A 32-year-old woman who has been suffering from cutaneous lesions in the malar region and base of the neck for three years, oral dryness, bilateral intermittent parotid swelling and arthralgias with small asthenia feet
She was referred by a primary care physician with suspected systemic lupus erythematosus and/or Sjögren's syndrome in November 1999.
In a previous study in another hospital, an analysis was performed, highlighting antinuclear antibodies 1 and sialography reported as chronic parotitis and ductal system destructuring.
Personal history: bronchial asthma up to the age of 8 years, cryptictomized at 10 years and spontaneous abortion in 1998.
He did not smoke and alcohol intake was reduced to 10-20 g occasionally.
Occupational: administrative.
Family history was uninterested.
Physical examination: overweight with a BMI of 27 and an AT of 170/110, mild parotid hypertrophy, without skin lesions or articular inflammatory signs; the rest of the physical examination was normal.
The hemogram showed: 4, iliac, 14.6 Hb, 41% Hto, 97 MCV, 35 MCH, 408,000 platelets.
Biochemistry: triglycerides 1687 figure with subsequent decrease until November 2000 and sudden increase in May 2001; cholesterol 269 (VLDL 62% and HDL/LDL 19).PTG 74, GOT 50, GGT 400.
Proteinogram: PT 5.5, albumin 69%, gamma subunit 9%.
Immunoelectrophoresis: IgG 419.
Anti-LKM, ANA, antimitochondrial and antithyroid antibodies were negative.
Chest X-ray was normal, abdominal ultrasound showed normal size and morphology, homogeneous with no LOES and strong hyperechogenicity and bulging liver suggesting steatosis.
Biopsy of minor salivary glands of the lower lip without evaluable lesions.
Liver biopsy with marked echography: fibrosis staring at the portal spaces that sometimes joins each other without producing regeneration nodules, fibrosis dissects the sinusoids from the interstitial lobule, reaching the interstitial pattern.
Lymphocyte without clear infiltrates, intense steatosis predominantly macrovesicular affecting more than 70% of hepatocytes.

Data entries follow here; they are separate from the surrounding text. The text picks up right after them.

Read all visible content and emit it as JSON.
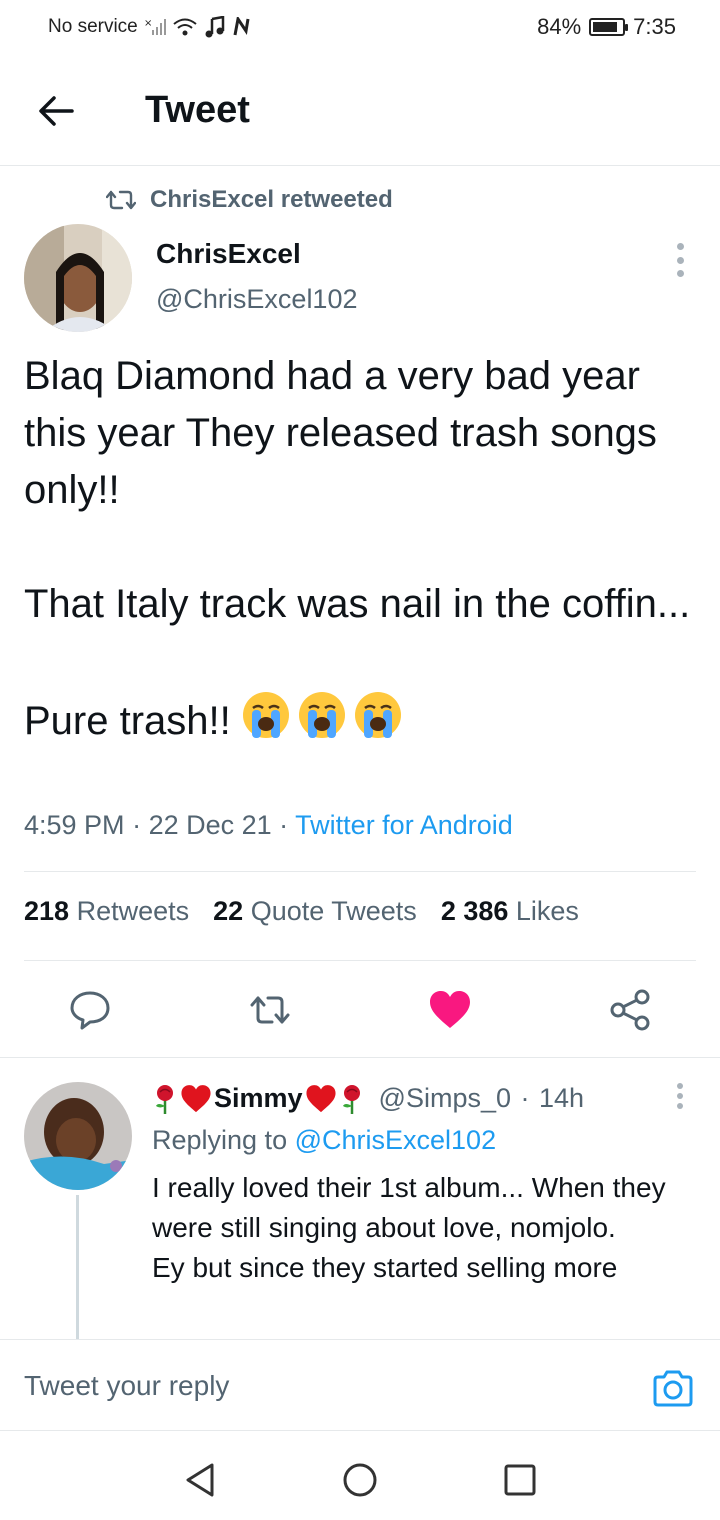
{
  "status_bar": {
    "carrier": "No service",
    "battery": "84%",
    "battery_level": 0.84,
    "time": "7:35"
  },
  "header": {
    "title": "Tweet"
  },
  "retweet_banner": {
    "text": "ChrisExcel retweeted"
  },
  "tweet": {
    "author_name": "ChrisExcel",
    "author_handle": "@ChrisExcel102",
    "text": "Blaq Diamond had a very bad year this year They released trash songs only!!\n\nThat Italy track was nail in the coffin...\n\nPure trash!!",
    "emoji": [
      "loudly-crying-face",
      "loudly-crying-face",
      "loudly-crying-face"
    ],
    "time": "4:59 PM",
    "date": "22 Dec 21",
    "source": "Twitter for Android",
    "retweets_count": "218",
    "retweets_label": "Retweets",
    "quotes_count": "22",
    "quotes_label": "Quote Tweets",
    "likes_count": "2 386",
    "likes_label": "Likes",
    "liked": true
  },
  "actions": {
    "reply_icon": "comment-icon",
    "retweet_icon": "retweet-icon",
    "like_icon": "heart-icon",
    "share_icon": "share-icon"
  },
  "reply": {
    "name": "Simmy",
    "handle": "@Simps_0",
    "time": "14h",
    "replying_prefix": "Replying to",
    "replying_to": "@ChrisExcel102",
    "text": "I really loved their 1st album... When they were still singing about love, nomjolo.\nEy but since they started selling more"
  },
  "compose": {
    "placeholder": "Tweet your reply"
  },
  "colors": {
    "accent": "#1d9bf0",
    "like": "#f91880",
    "secondary_text": "#536471"
  }
}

Isolated necrosis foci with polymorphous exudate and occasionally Mallory's hyalin without evidence of ferric pigment or inflammatory stasis.
1.
Equidae tendinium fixed mcg/g atomic absorption graphite: iron in hepatic tissue 1,167/g dry weight, not compatible with chromatosis.

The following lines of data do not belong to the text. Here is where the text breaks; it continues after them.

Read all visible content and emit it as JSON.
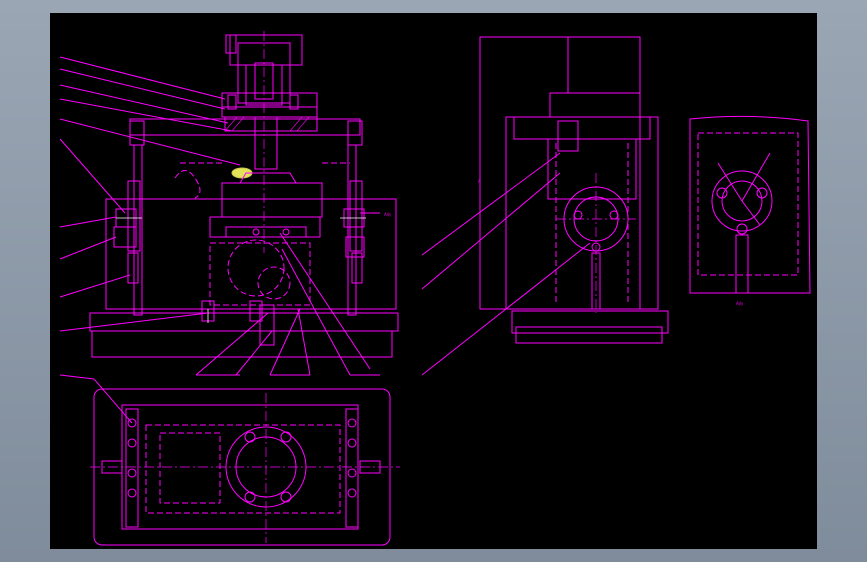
{
  "drawing": {
    "background_color": "#000000",
    "line_color": "#ff00ff",
    "frame_color": "#8f9bab",
    "labels": {
      "front_view_dim": "A向",
      "detail_view": "A向",
      "side_note": "A"
    }
  }
}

Genetic testing for C282Y and H63D mutations affecting the HFE gene was negative.
One year after the onset of symptoms, the patient has a rapid weight loss of about 10-12 kg, malaise, and exacerbation of asthenia.
Physical examination revealed giant and painful hepatomegaly and the analyses showed a GOT/GPT ratio greater than 3 when the previous visit did not exceed 1.3, which can be interpreted as progression to liver fibrosis (11).
He had leukocytosis with left shift of white series and anemia, persisted macrocytosis and hyperlipidemia with TG above 1,000 IU/dl.
Abdominal CT: large hepatomegaly with image suggestive of fat mass.
There are no LOES or dilatation of intra or extrahepatic biliary radicals, normal gallbladder, or other abdominal structures.
Ursodeoxycholic acid and vitamin E treatment was started along with their usual therapy for hypertension and hyperlipidemia.
From then on, she was followed up in consultation with no clear clinical improvement and waiting for liver transplantation.
In November 2003, she was again admitted with worsening of her general condition, ascites and lower limb edema.
Abdominal ultrasound showed abundant ascitic fluid, large hepatomegaly without space occupying lesions, recanalization of the paraumbilical vein and collaterals in the abdominal wall.
A paracentesis was performed with evacuation of ten.
Liver function remained unchanged compared to the last controls and showed no signs of infection.
Hydrapic arthritis was ruled out and the patient was discharged with good general condition.